The original poster was concerned about accuracy with one barrel vs the other and as the flood of reloading and troubleshooting posts will attest to, a huge amount of ammo and time is wasted trying to get run of the mill mediocre/average rifles to shoot even a little above average.

I keep shooting 50 year old $250 receivers with good barrels to show the kids the barrel is what really matters.
 
The original poster was concerned about accuracy with one barrel vs the other and as the flood of reloading and troubleshooting posts will attest to, a huge amount of ammo and time is wasted trying to get run of the mill mediocre/average rifles to shoot even a little above average.

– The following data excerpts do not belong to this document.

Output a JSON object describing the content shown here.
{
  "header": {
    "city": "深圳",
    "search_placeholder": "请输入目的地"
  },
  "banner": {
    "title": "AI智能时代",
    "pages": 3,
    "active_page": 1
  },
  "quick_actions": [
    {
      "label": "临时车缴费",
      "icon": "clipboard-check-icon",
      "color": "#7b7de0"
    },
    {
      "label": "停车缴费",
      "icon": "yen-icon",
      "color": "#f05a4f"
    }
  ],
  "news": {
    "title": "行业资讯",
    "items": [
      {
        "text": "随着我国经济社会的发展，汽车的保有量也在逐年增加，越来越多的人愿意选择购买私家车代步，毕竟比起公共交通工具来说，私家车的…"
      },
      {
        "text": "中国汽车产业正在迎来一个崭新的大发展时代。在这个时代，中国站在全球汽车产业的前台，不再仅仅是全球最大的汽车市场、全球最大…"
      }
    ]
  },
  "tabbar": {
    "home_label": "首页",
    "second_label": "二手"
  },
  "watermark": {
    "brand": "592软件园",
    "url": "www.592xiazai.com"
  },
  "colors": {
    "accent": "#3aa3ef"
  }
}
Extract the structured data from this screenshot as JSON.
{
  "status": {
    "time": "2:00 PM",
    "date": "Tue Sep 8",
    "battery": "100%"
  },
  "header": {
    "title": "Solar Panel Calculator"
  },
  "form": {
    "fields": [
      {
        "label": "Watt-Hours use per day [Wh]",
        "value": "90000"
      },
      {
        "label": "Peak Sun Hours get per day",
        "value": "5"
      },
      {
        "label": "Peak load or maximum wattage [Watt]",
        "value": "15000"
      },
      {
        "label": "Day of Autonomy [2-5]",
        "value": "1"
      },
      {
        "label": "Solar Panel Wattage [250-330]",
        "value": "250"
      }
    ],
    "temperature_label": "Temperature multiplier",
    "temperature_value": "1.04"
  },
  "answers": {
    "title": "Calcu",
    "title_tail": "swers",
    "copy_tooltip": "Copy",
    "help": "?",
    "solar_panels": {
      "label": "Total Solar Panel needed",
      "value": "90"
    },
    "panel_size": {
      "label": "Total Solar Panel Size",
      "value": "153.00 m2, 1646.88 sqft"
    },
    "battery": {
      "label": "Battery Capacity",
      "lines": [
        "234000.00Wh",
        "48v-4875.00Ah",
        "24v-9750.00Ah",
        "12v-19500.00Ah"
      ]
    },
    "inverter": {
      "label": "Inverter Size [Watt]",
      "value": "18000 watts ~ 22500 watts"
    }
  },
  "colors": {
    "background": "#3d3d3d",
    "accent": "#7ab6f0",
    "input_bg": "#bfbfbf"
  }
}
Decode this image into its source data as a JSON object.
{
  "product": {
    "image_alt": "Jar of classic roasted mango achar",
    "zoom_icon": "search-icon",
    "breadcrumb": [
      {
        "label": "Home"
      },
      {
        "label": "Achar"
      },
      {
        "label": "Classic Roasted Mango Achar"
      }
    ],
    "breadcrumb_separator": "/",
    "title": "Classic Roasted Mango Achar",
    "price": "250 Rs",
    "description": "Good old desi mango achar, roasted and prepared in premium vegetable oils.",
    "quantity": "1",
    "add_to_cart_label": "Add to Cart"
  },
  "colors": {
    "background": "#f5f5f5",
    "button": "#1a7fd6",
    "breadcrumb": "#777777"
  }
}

I keep shooting 50 year old $250 receivers with good barrels to show the kids the barrel is what really matters.
Fair. But we dont all have $250 actions lying around to do that with. The question in this case was indecision between two factory tikka rifles, with the articulated assumption that the thinner barrel would walk when warm. Since I have tried this, and others have tried this, and we have not been able to get lite tikka barrels to walk when hot, Im very comfortable the answer here is “just get the light barrel, you wont be able to tell the difference”.
I just think your post might be the answer to a different question. I’ve certainly chased my tail on a finicky gun (which was a tikka). But in general my tikkas and those Ive shot are very much consistently plenty accurate in practical application, and many of the issues i see people post about are rail/rings/scope/stock setup or “new to reloading” related which are just as likely with a bartlein barrel as with oem tikka barrels, so I am not sure the OP needs a hard-reset to start looking for a full custom just to get a good hunting rifle, thats all.
 
Fair. But we dont all have $250 actions lying around to do that with. The question in this case was indecision between two factory tikka rifles, with the articulated assumption that the thinner barrel would walk when warm. Since I have tried this, and others have tried this, and we have not been able to get lite tikka barrels to walk when hot, Im very comfortable the answer here is “just get the light barrel, you wont be able to tell the difference”.
I just think your post might be the answer to a different question. I’ve certainly chased my tail on a finicky gun (which was a tikka). But in general my tikkas and those Ive shot are very much consistently plenty accurate in practical application, and many of the issues i see people post about are rail/rings/scope/stock setup or “new to reloading” related which are just as likely with a bartlein barrel as with oem tikka barrels, so I am not sure the OP needs a hard-reset to start looking for a full custom just to get a good hunting rifle, thats all.
I agree a light barrel will almost always shoot as well as a varmint weight.
 
I debated between 6.5 PRC and 6.5 CM superlite tikkas, and am glad I went with the latter. My 8 lb suppressed 20" 6.5CM has negligible recoil and shoots bug holes with 143 eld-x. I've shot 30 rounds strings at the range with only 30 seconds between 5-6 shot groups. No hot barrel issues, and no regrets on the superlite barrel profile or caliber choice.

6.5 PRC and a custom barrel would only gain recoil and possible lose accuracy. With 6.5 CM and a good bullet, i'm set for for deer, black bear, caribou, goats, and even moose, within reasonable distances.